Bagi para pemimpin demagog, yang penting adalah bahasa. Bahasa itu memang menjadi permainan makna. Bahasa pidato menjadi segalanya, bahasa sekedar perlambang. Bukan bahasa yang mengandung makna dan fungsi. Dengan kata lain, bahasa pidato sekedar bunyi fisik minus makna substansi. Pidato para demagog menjadi hampa dan mati. Tak membuahkan aktualisasi di dunia nyata! Pidatonya sekedar language games, sekedar permainan bahasa. Bahasa memang permainan makna. Lewat bahasa dapat disampaikan beragam perintah, pernyataan, penggambaran, sampai pada do’a bahkan senda gurau dan sandiwara. Bagi para demagog sandiwaralah yang sering melekat dalam pidato-pidatonya. Padahal bahasa harus bermakna. Bahasa dapat dikatakan bermakna apabila bersambung dengan aktivitas!

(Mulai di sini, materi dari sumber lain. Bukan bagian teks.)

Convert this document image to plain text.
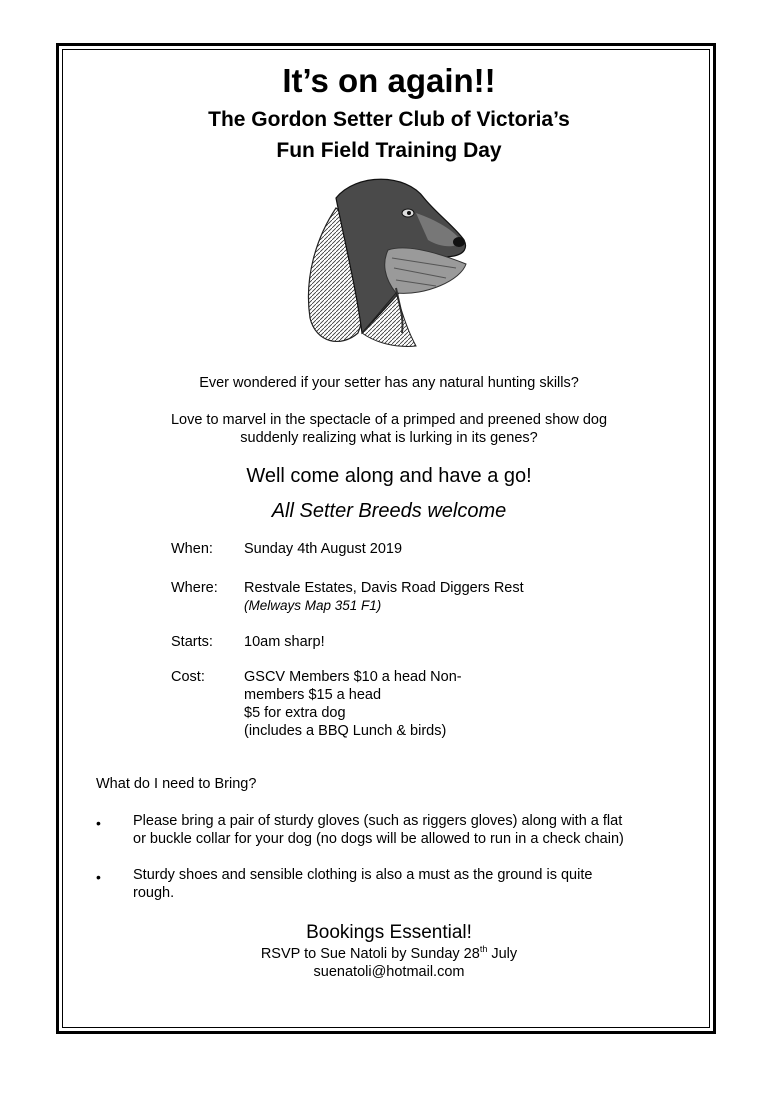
It’s on again!!
The Gordon Setter Club of Victoria’s
Fun Field Training Day
Ever wondered if your setter has any natural hunting skills?
Love to marvel in the spectacle of a primped and preened show dog
suddenly realizing what is lurking in its genes?
Well come along and have a go!
All Setter Breeds welcome
When: Sunday 4th August 2019
Where: Restvale Estates, Davis Road Diggers Rest
(Melways Map 351 F1)
Starts: 10am sharp!
Cost:	GSCV Members $10 a head Non-
members $15 a head
$5 for extra dog
(includes a BBQ Lunch & birds)
What do I need to Bring?
• Please bring a pair of sturdy gloves (such as riggers gloves) along with a flat
or buckle collar for your dog (no dogs will be allowed to run in a check chain)
• Sturdy shoes and sensible clothing is also a must as the ground is quite
rough.
Bookings Essential!
RSVP to Sue Natoli by Sunday 28th July
suenatoli@hotmail.com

Celakanya, tidak sedikit rakyat yang menyukai para demagog. Rakyat masih gemar symbol, upacara, dan berbagai perhiasan social yang semu. Rakyat kita masih suka pemimpin selebriti yang sesungguhnya tidak memihak derita rakyat. Dan para pemimpin demagog itu paham betul bagaimana memanfaatkan psikologi rakyat Indonesia yang romantic untuk memenuhi syahwat politiknya yang menyala-nyala! Ya Allah, mudah-mudahan negeri ini dijauhkan dari para demagog yang menipu rakyat!